According to the Boston Globe (Sunday, July 15), there is, at long last, data to confirm what blacks have known for decades, namely that the health of blacks is effected by racism.
A study of 334 midlife women “examined links between different kinds of stress and risk factors for heart disease and stroke.” Those black women who identified “racism as a source of stress in their lives” had more “plaque in their carotid arteries – an early sign of heart disease – than black women who didn’t.” This was the first study "to link hardening of the arteries to racial discrimination.”
Since 2000 there have been more than 100 studies that “document the effects of racial discrimination on physical health.
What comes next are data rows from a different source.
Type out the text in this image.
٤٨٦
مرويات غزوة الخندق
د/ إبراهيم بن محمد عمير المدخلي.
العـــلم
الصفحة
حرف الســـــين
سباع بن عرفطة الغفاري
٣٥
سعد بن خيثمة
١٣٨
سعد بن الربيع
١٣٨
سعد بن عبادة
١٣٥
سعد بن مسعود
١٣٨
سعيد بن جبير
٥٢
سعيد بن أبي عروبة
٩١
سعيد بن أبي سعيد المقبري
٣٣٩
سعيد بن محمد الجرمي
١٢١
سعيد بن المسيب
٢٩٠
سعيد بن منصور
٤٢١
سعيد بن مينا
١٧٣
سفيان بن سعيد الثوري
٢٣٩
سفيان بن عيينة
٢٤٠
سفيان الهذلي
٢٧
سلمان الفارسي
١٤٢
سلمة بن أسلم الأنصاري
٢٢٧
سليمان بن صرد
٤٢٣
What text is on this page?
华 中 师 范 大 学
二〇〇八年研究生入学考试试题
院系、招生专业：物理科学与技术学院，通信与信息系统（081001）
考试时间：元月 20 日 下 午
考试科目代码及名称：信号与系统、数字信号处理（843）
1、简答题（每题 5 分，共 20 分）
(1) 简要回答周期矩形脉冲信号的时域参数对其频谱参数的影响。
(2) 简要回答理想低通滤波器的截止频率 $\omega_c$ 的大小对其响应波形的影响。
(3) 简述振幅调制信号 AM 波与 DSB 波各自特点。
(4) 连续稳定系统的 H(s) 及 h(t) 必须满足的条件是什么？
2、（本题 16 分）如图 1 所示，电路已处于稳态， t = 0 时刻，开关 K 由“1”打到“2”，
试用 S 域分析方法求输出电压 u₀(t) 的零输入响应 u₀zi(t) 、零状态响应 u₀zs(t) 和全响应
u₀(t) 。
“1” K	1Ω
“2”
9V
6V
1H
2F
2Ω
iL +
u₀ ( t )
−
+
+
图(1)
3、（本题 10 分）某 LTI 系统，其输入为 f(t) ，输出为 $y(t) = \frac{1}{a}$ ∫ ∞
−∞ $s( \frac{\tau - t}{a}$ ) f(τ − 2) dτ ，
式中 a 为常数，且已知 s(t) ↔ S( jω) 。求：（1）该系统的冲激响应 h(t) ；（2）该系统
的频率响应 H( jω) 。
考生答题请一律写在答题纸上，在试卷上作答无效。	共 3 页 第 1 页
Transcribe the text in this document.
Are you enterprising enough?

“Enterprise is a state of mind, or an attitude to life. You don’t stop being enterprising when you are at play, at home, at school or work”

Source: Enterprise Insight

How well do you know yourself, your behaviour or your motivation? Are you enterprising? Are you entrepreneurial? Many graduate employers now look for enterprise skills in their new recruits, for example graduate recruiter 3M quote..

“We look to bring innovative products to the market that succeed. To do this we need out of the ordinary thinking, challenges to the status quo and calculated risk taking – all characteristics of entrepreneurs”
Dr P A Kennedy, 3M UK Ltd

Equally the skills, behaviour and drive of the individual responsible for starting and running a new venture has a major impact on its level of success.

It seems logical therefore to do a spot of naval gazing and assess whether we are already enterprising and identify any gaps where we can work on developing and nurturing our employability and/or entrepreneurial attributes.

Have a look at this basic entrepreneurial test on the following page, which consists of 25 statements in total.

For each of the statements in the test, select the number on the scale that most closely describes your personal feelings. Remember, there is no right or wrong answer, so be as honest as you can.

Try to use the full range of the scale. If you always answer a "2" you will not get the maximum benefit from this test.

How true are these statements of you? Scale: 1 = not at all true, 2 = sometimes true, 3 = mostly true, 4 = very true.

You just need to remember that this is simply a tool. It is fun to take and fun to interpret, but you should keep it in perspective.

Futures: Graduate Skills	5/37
Some link blood pressure to recollected encounters with bigotry. Others record the cardiovascular reactions of volunteers subject to racist imagery in a lab.”
Although many medical professionals are not ready to accept such studies as definitive, “the findings could profoundly change the way we look at both racism and health. It could unmask racism as bona fide public health problem,” just as child abuse and marital violence have come to be seen as “public health concerns.”
Researchers have noted that “pregnant women in California with Arabic names were suddenly more likely than any other group to deliver low birth-weight babies in the six months after 9/11.” Studies are being done, not only in the U.S. but “from Finland and Ireland to South Africa and New Zealand", and these studies are also finding “connections between racism and physical health in”, among others, Afro-Brazilians, "and black women in the Netherlands.”
Of course if Western medical thought had not been devoted to the ridiculous notion that there was no interaction between mind and body, the relationship between racism and health would have been known decades ago. Having grown up in the Midwest and the South of the 1940s and 1950s, I grew up with racial segregation. Even now, at age 68, I am aware that the wounds still pulsate. I try to walk two miles everyday. This involves walking a mile from my house along the semi-rural road where I live up to the railroad tracks (one mile) and back. There isn’t much traffic on the road, but not a day goes by, not a car goes past me that I don’t half-expect to hear a voice from one of those vehicles yell, “Nigger!” at me. One of the reasons I walk every day is to keep my blood pressure down. Ironically, expecting to having a pejorative shouted at me might be having the opposite effect. (Fear of racist pejoratives is the best excuse I've come up with to get out of exercising.)
Some medical professionals point out that even if racism is identified as having a negative impact on the health of blacks, there is nothing a doctor could do about it. That’s not so. If doctors took racism into account as an important factor in, say, high blood pressure among blacks, perhaps doctors would be less apt to place the entire responsibility for such health problems on us.
Having whites acknowledge that racism can effect the health of blacks would make us feel that we haven’t been overreacting just because we couldn’t prove that racism had negative effects on our health. Having whites acknowledge that racism can have a negative effect on our health blacks would make us feel less alone alone in the world. And that by itself would probably have a mitigating effect on a whole host of health problems.